ACÓRDÃO Nº 78/92[1]
Processo: n.º 420/91.
1ª Secção
Relator: Conselheiro Ribeiro Mendes.
Acordam, em conferência, na 1.ª Secção do Tribunal Constitucional:
I
1 — S.I.M. — Sindicato Independente dos Médicos deduziu reclamação para o Tribunal Constitucional, nos termos do n.º 4 do artigo 76.º da Lei do Tribunal Constitucional, contra o despacho do Conselheiro relator no Supremo Tribunal Administrativo que não admitiu recurso de constitucionalidade oportunamente interposto por aquele sindicato de acórdão proferido pela 1.ª Secção do mesmo Supremo em 7 de Agosto de 1991.
Fundamentou do seguinte modo a sua reclamação:
- —Esse Sindicato havia interposto recurso de anulação dos actos administrativos contidos no artigo 3.º do Decreto-Lei n.º 90/88, de 10 de Março;
- —Também havia requerido, por apenso ao recurso de anulação, a suspensão de eficácia desses actos administrativos, mas o Supremo Tribunal Administrativo indeferira, por acórdão de 7 de Agosto de 1991, esse pedido, com fundamento na verificação de indícios de ilegalidade na interposição do recurso de anulação, por aquele preceito legal conter uma norma e não um qualquer acto administrativo;
- —Deste acórdão, havia sido interposto pelo ora reclamante um recurso de constitucionalidade, no entendimento de que ocorrera uma aplicação de um preceito inconstitucional, o qual, sob forma legislativa, continha efectivamente um acto administrativo, mostrando-se violados os artigos 18.º e 268.º, n.º 4, da Constituição;
- —O requerimento de interposição fora ilegalmente indeferido pelo despacho ora reclamado, com fundamento em que não tinha sido aplicada qualquer norma inconstitucional;
- —Todavia, tal posição não podia ser sufragada, uma vez que o referido artigo 3.º afectava os licenciados em Medicina que haviam terminado o internato geral no ano de 1988 e que haviam nesse ano concorrido ao internato complementar, tendo a expectativa de estabilidade de emprego e de garantia de colocação na situação que melhor conviesse aos serviços, dentro da sua área profissional (artigo 33.º do Decreto-Lei n.º 310/82, de 3 de Agosto).
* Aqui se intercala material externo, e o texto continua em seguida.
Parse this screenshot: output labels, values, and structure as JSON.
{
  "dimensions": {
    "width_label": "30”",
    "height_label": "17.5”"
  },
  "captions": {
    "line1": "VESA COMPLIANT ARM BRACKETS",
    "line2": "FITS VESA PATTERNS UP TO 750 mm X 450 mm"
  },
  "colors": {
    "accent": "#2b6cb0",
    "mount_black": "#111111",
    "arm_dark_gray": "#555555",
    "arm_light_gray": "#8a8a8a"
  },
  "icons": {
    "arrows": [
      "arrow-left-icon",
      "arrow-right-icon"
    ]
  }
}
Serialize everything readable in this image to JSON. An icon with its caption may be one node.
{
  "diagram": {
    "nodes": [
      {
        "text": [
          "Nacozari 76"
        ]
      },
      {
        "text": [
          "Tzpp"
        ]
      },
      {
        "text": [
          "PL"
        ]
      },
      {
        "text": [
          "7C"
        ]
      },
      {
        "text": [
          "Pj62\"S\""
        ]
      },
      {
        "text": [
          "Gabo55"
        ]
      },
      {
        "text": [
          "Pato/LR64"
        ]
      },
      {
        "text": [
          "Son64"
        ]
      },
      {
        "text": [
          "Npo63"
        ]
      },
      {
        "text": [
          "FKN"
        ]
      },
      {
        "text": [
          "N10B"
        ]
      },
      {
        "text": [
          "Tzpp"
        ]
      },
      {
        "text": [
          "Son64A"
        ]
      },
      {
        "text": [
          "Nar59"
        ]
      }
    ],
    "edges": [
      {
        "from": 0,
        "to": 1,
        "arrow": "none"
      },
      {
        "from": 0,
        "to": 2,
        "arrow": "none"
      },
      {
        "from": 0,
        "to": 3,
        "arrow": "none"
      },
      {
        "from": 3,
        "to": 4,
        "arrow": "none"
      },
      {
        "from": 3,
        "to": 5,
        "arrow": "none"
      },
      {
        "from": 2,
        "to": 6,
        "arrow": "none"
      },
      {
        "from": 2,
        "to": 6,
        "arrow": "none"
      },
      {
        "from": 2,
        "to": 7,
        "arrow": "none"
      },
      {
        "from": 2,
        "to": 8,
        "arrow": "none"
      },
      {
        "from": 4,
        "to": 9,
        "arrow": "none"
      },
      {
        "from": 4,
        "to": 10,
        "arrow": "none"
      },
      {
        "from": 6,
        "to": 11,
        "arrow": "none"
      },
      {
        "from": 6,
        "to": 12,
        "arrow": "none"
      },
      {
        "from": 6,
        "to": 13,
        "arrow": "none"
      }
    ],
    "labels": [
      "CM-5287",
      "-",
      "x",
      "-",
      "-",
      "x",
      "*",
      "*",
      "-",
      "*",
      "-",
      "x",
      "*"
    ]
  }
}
Mesmo no caso de não conclusão do internato complementar, tinham esses médicos a garantia de colocação como clínicos gerais;
- —O Decreto-Lei n.º 90/88 havia dado nova redacção ao artigo 10.º do Decreto-Lei n.º 310/82 e revogado os n.os 5 e 6 do artigo 33.º deste diploma, assim extinguindo a garantia de colocação dos internos, na medida em que dispunha que, uma vez concluído o internato complementar, os médicos ficavam desvinculados da Administração Pública. Este regime fora mandado aplicar, por aquele artigo 3.º, aos internos do internato complementar que tivessem iniciado (ou viessem a iniciar) o internato a partir de 1 de Janeiro de 1988, abrangendo, assim, pessoas determinadas que nesta data já estivessem a frequentar esse internato;
- —Ao artigo 3.º do Decreto-Lei n.º 90/88 faltavam as características de generalidade e abstracção, na parte em que mandava aplicar retroactivamente um regime inovatório a indivíduos determinados, contendo, desse modo, um puro acto administrativo;
- —O Supremo Tribunal Administrativo, ao entender que se estava, nessa parte, perante uma norma, tomou-a como existente e serviu-se dela para fundamentar o indeferimento do pedido de suspensão;
- —Aplicando norma arguida de inconstitucional, o acórdão em causa era recorrível para o Tribunal Constitucional [artigo 70.º, n.º 1, alínea b), da Lei do Tribunal Constitucional].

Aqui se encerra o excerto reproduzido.